My boyfriend and I were usually on the same page, but always in a different story. In the words of my aunt, who years ago labeled me a maverick, “Who needs it?”
And to think I tolerated hip hop music for eight months! Oh, how blind love is.
When it comes to sage advice, most women can dish it out but have a hard time taking it. A lot of women want to believe the fairy tale they’ve crafted around a so-so relationship (I sure do) rather than looking toward the light, where truth and the path to the next boyfriend lie.
In other words, women are complicated; moreover, women like complicating things (I sure do).
My girlfriends and I enjoy weekly chats about men. Although my friend in Chicago went and got herself married, she still demonstrates fiery-tempered, loyal involvement toward my plights, and every answer she has is the right answer.
But do I listen: No, for I am a maverick, and mavericks like following dust and tumbleweeds leading them nowhere in particular.
When you slam the door on a bad relationship, surely you’ve opened a window for a good one (I call this “Ode to Variations on “The Sound of Music””).
A local girlfriend, also on sabbatical from her boyfriend, and I decided to find out just how many windows have been opened in this dreadful summer heat.
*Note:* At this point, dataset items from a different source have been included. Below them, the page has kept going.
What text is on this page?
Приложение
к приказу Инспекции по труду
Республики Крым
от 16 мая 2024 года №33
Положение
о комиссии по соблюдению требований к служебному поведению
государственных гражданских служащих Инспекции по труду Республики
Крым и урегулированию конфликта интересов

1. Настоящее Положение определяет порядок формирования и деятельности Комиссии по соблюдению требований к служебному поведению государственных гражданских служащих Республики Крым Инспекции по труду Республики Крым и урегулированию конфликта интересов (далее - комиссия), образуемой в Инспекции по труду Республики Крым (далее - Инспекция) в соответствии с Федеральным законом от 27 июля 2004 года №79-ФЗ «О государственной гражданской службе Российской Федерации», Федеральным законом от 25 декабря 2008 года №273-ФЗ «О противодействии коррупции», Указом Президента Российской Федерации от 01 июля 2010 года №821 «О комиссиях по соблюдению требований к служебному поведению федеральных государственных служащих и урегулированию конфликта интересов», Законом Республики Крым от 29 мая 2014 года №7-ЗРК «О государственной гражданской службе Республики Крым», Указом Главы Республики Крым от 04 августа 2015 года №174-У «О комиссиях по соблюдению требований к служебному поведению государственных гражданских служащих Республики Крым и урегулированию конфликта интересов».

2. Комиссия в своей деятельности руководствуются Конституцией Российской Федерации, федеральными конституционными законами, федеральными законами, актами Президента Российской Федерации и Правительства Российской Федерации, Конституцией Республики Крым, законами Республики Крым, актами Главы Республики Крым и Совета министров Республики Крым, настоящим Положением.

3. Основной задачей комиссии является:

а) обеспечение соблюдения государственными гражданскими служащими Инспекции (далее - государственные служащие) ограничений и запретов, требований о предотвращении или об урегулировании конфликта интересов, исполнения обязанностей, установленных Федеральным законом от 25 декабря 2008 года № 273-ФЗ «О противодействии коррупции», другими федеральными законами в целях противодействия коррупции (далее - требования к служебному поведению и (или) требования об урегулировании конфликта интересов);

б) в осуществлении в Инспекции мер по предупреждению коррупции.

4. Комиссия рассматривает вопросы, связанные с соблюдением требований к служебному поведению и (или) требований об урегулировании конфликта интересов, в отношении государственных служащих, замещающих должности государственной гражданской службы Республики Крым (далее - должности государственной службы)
We needed consolation and a few gin and tonics; what better way to pack up your troubles, come on get happy, but than seeing live music.
We went to the Music Mill to see the band the Black Keys. Every young, local hipster seemed to be there, which didn’t include me. I stood waiting for my friend in the entryway and three young men walked in to purchase tickets to the show.
They looked like they were in high school and, horrified, I begged silently, “Please don’t let that be what “21” looks like now.”
It wasn’t: they were in high school, and although I felt bad that they weren’t allowed into the 21-and-over venue, I felt a lot better about myself.
My girlfriend and I danced on the front row all night: two teenaged girls in their thirties. Some people never grow up.